Pawel Kalinski, a professor of surgery at the University of Pittsburgh, sees the value in that.
He has done cancer immunotherapy trials, some using a patient’s own (autologous) tumor cells, others using tumor cells from other donors.
The donated cells don’t always target the cancer effectively, but the patient’s own cells are always a match. “When we are using autologous tumor cells, we know that we will be able to treat that patient,” he said.
He said StoreMyTumor might help him treat patients who are no longer candidates for surgery, or who don’t have easily identifiable tumor mass.
“Maybe five or 10 years from now, most of the high-risk patients’ tumors will be banked, one way or another,” he said. “Whether it will be private or done by the institutions that are treating them with the standard treatments, I don’t know. ”
There is at least one other private tumor bank. HealthBank is run by Northwest Biotherapeutics, a publicly traded cancer immunotherapy company based in Bethesda, Md. It charges $2,000 for processing and a year of storage, plus $195 for each subsequent year (about $16 a month).
Chief executive Linda Powers said demand has been steadily rising, though the company has not marketed the service.

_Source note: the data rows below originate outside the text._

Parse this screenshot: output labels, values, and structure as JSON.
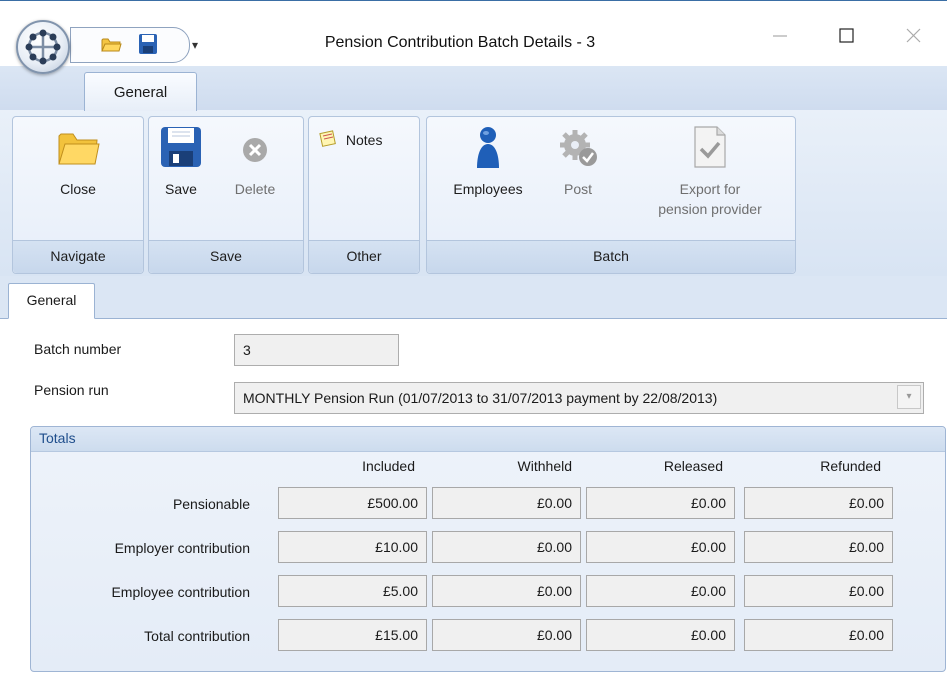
{
  "window": {
    "title": "Pension Contribution Batch Details - 3",
    "minimize_glyph": "—",
    "maximize_glyph": "☐",
    "close_glyph": "✕",
    "qat_dropdown_glyph": "▾"
  },
  "ribbon": {
    "active_tab": "General",
    "groups": {
      "navigate": {
        "caption": "Navigate",
        "close": "Close"
      },
      "save": {
        "caption": "Save",
        "save": "Save",
        "delete": "Delete"
      },
      "other": {
        "caption": "Other",
        "notes": "Notes"
      },
      "batch": {
        "caption": "Batch",
        "employees": "Employees",
        "post": "Post",
        "export_line1": "Export for",
        "export_line2": "pension provider"
      }
    }
  },
  "form": {
    "tab": "General",
    "batch_number_label": "Batch number",
    "batch_number_value": "3",
    "pension_run_label": "Pension run",
    "pension_run_value": "MONTHLY Pension Run  (01/07/2013 to 31/07/2013  payment by 22/08/2013)"
  },
  "totals": {
    "title": "Totals",
    "columns": [
      "Included",
      "Withheld",
      "Released",
      "Refunded"
    ],
    "rows": [
      {
        "label": "Pensionable",
        "values": [
          "£500.00",
          "£0.00",
          "£0.00",
          "£0.00"
        ]
      },
      {
        "label": "Employer contribution",
        "values": [
          "£10.00",
          "£0.00",
          "£0.00",
          "£0.00"
        ]
      },
      {
        "label": "Employee contribution",
        "values": [
          "£5.00",
          "£0.00",
          "£0.00",
          "£0.00"
        ]
      },
      {
        "label": "Total contribution",
        "values": [
          "£15.00",
          "£0.00",
          "£0.00",
          "£0.00"
        ]
      }
    ]
  },
  "icons": [
    "app-orb-icon",
    "folder-icon",
    "save-icon",
    "delete-icon",
    "notes-icon",
    "employees-icon",
    "post-icon",
    "export-icon"
  ],
  "colors": {
    "ribbon_bg": "#dbe6f4",
    "panel_header_text": "#1f4e8c",
    "field_bg": "#f0f0f0"
  }
}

But cancer care is evolving quickly. So there’s a chance that such tumor storage could be unnecessary in the future, said Art Caplan, head of medical ethics at New York University.
“You’d hate to be in a position where you spent $10,000 to store your tumor for four years,” he said, “and then you find you can’t afford the co-pay on the drugs that would cure you.”
Some doctors and hospitals have resisted or refused requests to submit tissue to StoreMyTumor.
Jennifer Dunn, 47, of Berkeley, Calif., had a tense talk with her surgeon when she asked him to use the StoreMyTumor kit to save her tumor.
Dunn had recurrent soft-tissue sarcoma, and wanted to keep her options open by banking her tumor.
She said the doctor eventually gave in, but sent only a sliver of tissue. “He complied, but barely,” she said. When the sample arrived at Penn, it had no living cells to cryopreserve. “It’s your tissue and you have every right to do this,” she said. “But sometimes you have to fight for that, and it’s pretty disturbing.”
But interest is growing, said Leah Troiano, who works for StoreMyTumor and had her father’s tumor stored. She said the company recently contracted to add a lab in the United Kingdom, for European clients.
Troiano spends most of her time walking patients through the process, dealing with logistics, and persuading doctors to participate.
Those battles are becoming slightly less frequent, she said, but they’re nowhere near over.
“We’re growing, but not at the rate that we’d like to,” Sadaka said. “Health care is a conservative industry.”